Epizyotomi hangi durumlarda gereklidir?
1-Bebeğin başının veya bedeninin büyük olduğu ve vajinanın yeteri kadar esneyemediği durumlarda.
2-Bebeğin vakum gibi ek bir müdahale ile doğurtulması gerektiğinde.
3-Ve son olarak bebeğin hızlı bir şekilde doğması gerektiğinde.
Epizyotomisiz bir doğum için ne yapabiliriz?
Doğumda yırtık olmaması veya epizyotomi uygulanmaması için altın kural bebeğin başının çıkarken dokunun yavaş yavaş esnemesidir. Doğumun son aşamasında anne adayının sakin nefeslerle doğumu yavaşlatması ve bu sırada doğum ekibinin de sabırlı davranması gerekir.
Epizyotomi bebek doğarken son anda verilen bir karardır. Doktor anneyi doğumda destekler, spontan ıkınmasına ve aktif doğuma izin verir. Epizyotomi açılması ise bebeğin çıkışını hızlandırır.
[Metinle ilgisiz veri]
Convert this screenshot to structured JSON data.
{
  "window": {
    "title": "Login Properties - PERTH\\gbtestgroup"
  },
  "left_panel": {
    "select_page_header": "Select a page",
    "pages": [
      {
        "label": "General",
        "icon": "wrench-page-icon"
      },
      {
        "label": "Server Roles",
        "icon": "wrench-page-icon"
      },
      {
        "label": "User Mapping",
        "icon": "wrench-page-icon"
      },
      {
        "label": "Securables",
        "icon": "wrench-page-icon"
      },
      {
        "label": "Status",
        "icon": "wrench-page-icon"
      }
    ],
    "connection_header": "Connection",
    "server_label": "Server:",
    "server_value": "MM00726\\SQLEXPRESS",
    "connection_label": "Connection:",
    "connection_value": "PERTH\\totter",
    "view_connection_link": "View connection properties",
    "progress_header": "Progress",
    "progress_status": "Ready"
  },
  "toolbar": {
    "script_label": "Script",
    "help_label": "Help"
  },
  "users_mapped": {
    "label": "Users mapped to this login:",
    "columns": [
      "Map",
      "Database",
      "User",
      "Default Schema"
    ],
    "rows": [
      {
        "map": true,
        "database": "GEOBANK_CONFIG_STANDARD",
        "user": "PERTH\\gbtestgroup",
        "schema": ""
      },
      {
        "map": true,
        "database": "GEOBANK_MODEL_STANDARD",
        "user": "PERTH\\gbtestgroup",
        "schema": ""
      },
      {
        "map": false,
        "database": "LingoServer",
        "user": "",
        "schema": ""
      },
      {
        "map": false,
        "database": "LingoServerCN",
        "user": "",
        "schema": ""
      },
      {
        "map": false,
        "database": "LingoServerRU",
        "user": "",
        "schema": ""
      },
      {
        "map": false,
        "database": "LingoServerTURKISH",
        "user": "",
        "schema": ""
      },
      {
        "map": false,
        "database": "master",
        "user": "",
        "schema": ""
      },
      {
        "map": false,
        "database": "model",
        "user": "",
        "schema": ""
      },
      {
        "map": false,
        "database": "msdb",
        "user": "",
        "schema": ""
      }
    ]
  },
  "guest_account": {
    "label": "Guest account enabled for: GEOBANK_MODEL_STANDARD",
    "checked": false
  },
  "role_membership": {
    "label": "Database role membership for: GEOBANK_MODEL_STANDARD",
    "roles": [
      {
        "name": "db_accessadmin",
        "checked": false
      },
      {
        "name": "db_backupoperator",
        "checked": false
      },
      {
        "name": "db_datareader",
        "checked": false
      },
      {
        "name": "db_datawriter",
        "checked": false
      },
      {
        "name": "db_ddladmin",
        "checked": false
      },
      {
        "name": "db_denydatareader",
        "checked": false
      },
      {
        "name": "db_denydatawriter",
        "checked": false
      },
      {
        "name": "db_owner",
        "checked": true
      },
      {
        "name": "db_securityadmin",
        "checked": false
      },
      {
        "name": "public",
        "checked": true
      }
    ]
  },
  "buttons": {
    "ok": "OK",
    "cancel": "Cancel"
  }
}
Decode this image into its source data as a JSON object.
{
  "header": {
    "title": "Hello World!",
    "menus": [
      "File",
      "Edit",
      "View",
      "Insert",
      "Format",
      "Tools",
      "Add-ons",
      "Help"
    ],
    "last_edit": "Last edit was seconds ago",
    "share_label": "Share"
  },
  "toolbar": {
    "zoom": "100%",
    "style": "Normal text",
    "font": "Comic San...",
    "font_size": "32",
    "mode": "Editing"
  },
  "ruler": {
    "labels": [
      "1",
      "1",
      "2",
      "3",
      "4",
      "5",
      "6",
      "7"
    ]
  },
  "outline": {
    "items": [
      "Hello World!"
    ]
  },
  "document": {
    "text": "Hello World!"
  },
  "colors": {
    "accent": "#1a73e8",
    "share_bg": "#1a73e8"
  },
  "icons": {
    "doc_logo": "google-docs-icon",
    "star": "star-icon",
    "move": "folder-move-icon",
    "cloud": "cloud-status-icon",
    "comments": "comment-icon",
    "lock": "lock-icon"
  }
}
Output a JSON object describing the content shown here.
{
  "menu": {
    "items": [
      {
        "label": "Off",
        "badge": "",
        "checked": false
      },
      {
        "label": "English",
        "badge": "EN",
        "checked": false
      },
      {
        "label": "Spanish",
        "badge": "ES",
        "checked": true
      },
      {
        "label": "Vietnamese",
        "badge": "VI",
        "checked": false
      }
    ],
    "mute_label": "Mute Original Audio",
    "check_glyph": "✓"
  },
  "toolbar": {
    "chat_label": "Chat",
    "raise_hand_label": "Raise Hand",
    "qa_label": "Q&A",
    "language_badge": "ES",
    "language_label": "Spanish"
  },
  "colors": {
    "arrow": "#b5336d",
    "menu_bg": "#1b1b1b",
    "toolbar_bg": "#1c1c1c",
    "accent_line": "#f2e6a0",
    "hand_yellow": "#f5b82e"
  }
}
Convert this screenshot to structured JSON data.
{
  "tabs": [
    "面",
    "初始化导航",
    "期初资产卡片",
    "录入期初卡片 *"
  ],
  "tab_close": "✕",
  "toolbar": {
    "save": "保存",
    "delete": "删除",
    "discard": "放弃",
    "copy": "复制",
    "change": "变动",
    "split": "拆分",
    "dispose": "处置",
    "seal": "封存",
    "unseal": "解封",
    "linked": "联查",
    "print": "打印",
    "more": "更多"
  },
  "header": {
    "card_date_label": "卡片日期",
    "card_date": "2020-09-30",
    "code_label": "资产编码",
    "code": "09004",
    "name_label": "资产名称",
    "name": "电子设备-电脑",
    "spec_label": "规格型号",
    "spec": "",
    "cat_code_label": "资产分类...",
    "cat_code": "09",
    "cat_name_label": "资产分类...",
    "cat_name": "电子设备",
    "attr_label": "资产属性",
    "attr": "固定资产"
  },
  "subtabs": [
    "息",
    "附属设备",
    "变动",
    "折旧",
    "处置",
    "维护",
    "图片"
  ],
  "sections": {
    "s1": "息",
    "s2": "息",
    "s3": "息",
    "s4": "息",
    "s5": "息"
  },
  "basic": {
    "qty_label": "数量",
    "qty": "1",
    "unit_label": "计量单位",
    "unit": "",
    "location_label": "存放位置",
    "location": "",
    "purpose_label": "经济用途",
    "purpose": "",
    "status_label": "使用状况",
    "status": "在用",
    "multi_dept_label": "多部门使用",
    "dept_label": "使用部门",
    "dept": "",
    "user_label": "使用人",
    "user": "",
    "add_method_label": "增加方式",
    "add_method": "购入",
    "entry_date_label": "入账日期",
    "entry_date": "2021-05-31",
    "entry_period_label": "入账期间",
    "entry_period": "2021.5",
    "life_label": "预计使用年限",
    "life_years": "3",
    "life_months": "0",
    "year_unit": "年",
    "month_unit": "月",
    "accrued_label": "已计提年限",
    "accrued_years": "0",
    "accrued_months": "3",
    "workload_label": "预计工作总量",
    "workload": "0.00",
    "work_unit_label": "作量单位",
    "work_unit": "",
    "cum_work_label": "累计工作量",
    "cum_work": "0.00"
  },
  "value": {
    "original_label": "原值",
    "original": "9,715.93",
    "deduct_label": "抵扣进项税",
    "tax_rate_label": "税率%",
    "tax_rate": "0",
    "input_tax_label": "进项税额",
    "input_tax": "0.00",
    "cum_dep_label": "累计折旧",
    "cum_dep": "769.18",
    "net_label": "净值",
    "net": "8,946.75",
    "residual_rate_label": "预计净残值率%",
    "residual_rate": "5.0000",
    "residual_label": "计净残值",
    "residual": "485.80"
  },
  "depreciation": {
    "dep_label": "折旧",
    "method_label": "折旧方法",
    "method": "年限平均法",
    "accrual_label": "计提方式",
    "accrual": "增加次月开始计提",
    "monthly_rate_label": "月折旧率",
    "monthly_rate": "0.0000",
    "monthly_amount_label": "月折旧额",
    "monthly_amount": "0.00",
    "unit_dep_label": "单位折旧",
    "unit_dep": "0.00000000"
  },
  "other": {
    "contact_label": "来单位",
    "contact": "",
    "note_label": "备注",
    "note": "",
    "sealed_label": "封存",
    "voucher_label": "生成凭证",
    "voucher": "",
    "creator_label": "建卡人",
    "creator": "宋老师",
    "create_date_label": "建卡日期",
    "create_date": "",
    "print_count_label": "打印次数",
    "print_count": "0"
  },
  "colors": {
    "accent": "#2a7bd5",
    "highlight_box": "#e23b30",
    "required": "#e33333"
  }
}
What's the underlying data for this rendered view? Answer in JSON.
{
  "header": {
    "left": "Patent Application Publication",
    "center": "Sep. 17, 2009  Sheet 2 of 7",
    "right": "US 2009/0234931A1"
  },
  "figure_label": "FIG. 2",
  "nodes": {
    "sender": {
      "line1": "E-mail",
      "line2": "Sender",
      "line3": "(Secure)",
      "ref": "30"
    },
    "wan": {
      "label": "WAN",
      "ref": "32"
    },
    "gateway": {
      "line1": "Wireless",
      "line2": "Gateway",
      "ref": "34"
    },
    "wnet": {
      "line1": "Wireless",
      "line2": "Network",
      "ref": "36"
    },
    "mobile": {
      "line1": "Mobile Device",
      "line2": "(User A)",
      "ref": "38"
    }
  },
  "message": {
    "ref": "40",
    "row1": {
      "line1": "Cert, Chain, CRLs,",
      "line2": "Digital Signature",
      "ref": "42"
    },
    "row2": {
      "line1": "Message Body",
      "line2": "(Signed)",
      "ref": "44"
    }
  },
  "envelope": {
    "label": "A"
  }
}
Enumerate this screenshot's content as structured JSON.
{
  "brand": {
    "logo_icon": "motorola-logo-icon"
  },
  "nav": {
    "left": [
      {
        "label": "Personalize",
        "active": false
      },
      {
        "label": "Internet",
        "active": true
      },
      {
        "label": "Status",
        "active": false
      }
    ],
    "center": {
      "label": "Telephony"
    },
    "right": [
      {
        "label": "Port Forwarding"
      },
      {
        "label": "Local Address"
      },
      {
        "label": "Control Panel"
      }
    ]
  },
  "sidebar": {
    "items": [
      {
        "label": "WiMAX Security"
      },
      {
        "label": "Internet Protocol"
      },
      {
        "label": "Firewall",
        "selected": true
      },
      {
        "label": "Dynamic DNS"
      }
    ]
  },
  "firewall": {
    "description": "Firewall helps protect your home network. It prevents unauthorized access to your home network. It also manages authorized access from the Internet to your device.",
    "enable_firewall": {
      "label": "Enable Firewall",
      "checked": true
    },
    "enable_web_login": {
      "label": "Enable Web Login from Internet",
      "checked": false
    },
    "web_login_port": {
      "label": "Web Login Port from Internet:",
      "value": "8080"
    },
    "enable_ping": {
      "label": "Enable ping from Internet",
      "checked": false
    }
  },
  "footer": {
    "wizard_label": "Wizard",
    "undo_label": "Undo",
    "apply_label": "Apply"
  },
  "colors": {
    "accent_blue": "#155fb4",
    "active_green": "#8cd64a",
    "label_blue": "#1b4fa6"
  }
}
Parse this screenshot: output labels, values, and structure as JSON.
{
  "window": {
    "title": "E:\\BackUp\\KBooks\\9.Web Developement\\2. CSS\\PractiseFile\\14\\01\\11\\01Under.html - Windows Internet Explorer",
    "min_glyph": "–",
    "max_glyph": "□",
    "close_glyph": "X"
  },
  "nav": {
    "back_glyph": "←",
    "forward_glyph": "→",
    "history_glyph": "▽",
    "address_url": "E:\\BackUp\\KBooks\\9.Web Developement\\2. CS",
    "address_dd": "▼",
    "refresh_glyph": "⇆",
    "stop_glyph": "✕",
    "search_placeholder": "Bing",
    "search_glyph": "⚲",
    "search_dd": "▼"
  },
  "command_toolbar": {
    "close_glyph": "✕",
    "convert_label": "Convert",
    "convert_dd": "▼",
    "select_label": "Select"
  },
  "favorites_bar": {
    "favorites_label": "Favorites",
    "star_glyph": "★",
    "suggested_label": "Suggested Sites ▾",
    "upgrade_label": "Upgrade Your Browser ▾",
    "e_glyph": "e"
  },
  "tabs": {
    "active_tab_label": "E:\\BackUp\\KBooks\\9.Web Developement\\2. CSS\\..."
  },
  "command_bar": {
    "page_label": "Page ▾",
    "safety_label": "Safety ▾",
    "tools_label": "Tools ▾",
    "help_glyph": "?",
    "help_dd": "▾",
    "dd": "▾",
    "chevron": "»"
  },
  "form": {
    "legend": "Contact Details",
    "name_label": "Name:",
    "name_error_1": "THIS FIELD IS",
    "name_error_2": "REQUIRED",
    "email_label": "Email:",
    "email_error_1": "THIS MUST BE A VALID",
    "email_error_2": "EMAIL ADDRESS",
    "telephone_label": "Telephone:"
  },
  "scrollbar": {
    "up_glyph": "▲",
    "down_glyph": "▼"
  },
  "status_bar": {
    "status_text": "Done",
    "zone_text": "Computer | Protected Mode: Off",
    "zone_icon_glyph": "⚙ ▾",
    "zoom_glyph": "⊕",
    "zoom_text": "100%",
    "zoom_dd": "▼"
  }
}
Doğum süresince kesintisiz birebir destek almak doğum sürecinizde gevşemiş ve sakin olmanızı, bedeninize odaklanmanızı ve güven içinde bir doğum süreci geçirmenizi sağlar. Doğum öncesi katılacağınız doğuma hazırlık eğitimleri ile öğrendiğiniz nefes, gevşeme ve diğer ilaç dışı ağrıyla baş etme yöntemleri ile epidural anestezi kullanma ihtimalinizi azalır. Dolayısıyla epizyotomi ihtimali de buna bağlı olarak azalır.
Yine gebeliğin son dönemlerinde yapılan Kegel egzersizleri ve perine masajı vajina dokusunun sağlam ve esnek olmasını sağlayarak hem epizyotomi hem de yırtık olasılığını azaltır. Ayrıca suda doğum da buna yardımcı olabilir.
Doğumda yapılan diğer müdahaleler gibi epizyotomi konusunda da doğum başlamadan doktorunuz ile mutlaka konuşun. Hamilelik boyunca tüm ihtimaller hakkında yeteri kadar bilgi sahibi olan kadın doğumu kendi tercihi olan şekilde yaşayabilir. Bedenine, mahremiyetine yapılacak tüm müdahaleler hakkında söz sahibi olmasının tek yolu bilgili olmasıdır.
Doğru doğum ekibi ve doğumuna iyi hazırlanmış bir gebe ile epizyotomisiz bir doğum mümkün. Sağlıcakla kalın.